Omacetaxine may cause fetal harm if used during pregnancy, based on its mechanism of action and data from animal studies. Females of reproductive potential should avoid becoming pregnant during omacetaxine therapy. Woman who become pregnant while receiving omacetaxine should be apprised of the potential hazard to the fetus. Embryo-fetal toxicity including embryotic death, increase in unossified bones/reduced bone ossification, and a decrease in fetal weight was observed in pregnant mice who received omacetaxine doses (1.23 mg/m2/day) that were about half the recommended daily human dose based on body surface area.

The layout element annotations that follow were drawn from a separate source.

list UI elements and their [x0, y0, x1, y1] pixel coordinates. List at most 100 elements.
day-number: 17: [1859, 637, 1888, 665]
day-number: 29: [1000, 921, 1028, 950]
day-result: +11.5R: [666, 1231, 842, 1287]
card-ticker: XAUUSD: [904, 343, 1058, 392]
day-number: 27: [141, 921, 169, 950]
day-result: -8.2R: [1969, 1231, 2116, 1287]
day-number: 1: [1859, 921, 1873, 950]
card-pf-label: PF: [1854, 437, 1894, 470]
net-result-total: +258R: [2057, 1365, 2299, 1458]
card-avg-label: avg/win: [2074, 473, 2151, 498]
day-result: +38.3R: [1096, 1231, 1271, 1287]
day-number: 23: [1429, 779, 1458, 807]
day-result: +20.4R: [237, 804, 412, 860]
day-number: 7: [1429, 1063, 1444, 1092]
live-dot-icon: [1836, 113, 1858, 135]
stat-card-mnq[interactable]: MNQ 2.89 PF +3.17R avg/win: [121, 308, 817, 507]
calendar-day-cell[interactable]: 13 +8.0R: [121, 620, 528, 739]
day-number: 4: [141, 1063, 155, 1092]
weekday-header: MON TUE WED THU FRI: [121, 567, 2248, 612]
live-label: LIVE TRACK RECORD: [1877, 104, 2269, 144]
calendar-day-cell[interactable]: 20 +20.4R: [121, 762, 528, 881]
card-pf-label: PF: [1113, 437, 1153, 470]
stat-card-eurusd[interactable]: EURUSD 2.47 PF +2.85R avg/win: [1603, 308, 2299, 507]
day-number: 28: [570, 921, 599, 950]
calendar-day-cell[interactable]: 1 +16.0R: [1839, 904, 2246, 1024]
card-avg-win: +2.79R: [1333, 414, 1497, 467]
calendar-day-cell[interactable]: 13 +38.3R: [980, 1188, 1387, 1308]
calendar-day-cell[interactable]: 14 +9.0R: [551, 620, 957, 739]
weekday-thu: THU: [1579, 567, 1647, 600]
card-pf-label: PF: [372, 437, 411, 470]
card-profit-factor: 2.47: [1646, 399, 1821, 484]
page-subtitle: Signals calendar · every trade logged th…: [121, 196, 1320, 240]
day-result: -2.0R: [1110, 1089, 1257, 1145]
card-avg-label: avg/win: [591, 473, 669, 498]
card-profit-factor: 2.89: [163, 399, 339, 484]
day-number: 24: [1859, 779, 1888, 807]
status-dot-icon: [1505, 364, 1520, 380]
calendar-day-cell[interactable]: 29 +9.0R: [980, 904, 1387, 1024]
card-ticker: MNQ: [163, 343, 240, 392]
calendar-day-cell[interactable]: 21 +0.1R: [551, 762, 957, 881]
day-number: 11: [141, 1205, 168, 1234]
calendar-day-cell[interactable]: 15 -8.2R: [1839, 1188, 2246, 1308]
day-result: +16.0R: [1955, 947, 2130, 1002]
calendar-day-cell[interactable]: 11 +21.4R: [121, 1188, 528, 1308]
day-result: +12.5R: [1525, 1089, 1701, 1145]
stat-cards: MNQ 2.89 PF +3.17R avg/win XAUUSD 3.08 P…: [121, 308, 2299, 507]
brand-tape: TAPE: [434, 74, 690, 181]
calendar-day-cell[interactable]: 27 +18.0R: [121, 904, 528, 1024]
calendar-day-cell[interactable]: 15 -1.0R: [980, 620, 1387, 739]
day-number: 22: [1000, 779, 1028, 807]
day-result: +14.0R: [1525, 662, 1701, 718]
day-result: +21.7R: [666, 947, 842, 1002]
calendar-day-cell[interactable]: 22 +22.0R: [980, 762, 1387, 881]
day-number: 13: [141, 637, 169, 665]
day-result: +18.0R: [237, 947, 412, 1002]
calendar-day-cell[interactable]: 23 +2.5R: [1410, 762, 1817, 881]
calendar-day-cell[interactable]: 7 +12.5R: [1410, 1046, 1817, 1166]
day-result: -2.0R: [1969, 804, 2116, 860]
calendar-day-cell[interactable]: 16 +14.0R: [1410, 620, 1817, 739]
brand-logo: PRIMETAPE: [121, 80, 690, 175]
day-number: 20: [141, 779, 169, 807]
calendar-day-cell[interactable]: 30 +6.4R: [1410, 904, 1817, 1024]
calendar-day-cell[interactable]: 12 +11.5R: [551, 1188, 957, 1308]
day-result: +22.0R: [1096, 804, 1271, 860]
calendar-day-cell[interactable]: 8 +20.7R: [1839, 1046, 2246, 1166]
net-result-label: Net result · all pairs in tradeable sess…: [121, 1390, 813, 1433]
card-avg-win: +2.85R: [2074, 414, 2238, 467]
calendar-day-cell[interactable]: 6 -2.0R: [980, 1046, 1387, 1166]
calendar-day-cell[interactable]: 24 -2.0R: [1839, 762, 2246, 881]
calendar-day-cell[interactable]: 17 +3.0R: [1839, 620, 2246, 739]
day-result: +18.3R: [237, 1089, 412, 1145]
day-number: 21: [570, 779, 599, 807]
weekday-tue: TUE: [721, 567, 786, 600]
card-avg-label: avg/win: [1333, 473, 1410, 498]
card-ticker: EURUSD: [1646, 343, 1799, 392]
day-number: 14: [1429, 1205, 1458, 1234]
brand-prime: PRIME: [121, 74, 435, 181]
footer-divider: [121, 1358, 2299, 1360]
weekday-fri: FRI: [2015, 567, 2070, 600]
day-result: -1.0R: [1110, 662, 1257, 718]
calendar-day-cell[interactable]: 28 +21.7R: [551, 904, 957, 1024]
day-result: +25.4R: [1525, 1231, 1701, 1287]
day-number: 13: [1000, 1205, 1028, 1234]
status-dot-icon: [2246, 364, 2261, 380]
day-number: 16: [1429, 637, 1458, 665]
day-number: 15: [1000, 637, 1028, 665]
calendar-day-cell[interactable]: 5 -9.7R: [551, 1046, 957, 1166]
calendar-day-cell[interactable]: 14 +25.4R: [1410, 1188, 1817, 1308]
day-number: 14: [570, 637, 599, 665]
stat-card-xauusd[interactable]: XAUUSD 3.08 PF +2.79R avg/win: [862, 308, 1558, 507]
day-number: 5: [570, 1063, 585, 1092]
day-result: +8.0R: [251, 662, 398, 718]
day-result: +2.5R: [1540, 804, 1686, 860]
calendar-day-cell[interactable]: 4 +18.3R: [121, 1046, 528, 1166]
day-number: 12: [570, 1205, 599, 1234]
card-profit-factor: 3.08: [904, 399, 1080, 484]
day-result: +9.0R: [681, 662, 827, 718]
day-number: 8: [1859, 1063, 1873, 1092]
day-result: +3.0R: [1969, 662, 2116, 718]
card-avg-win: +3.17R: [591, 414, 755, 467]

Counsel patients about the reproductive risk and contraception requirements during omacetaxine treatment. Pregnancy testing should be performed in women of reproductive potential prior to initiating therapy. These women should use an effective method of contraception during omacetaxine therapy and for 6 months after the last dose. Woman who become pregnant while receiving omacetaxine should be apprised of the potential hazard to the fetus. Due to a risk of male-mediated teratogenicity, male patients with female partners of reproductive potential should use effective contraception during omacetaxine therapy and for 3 months after the last dose. Based on data from animal studies, male infertility may occur with omacetaxine use; it is not known if fertility effects are reversible.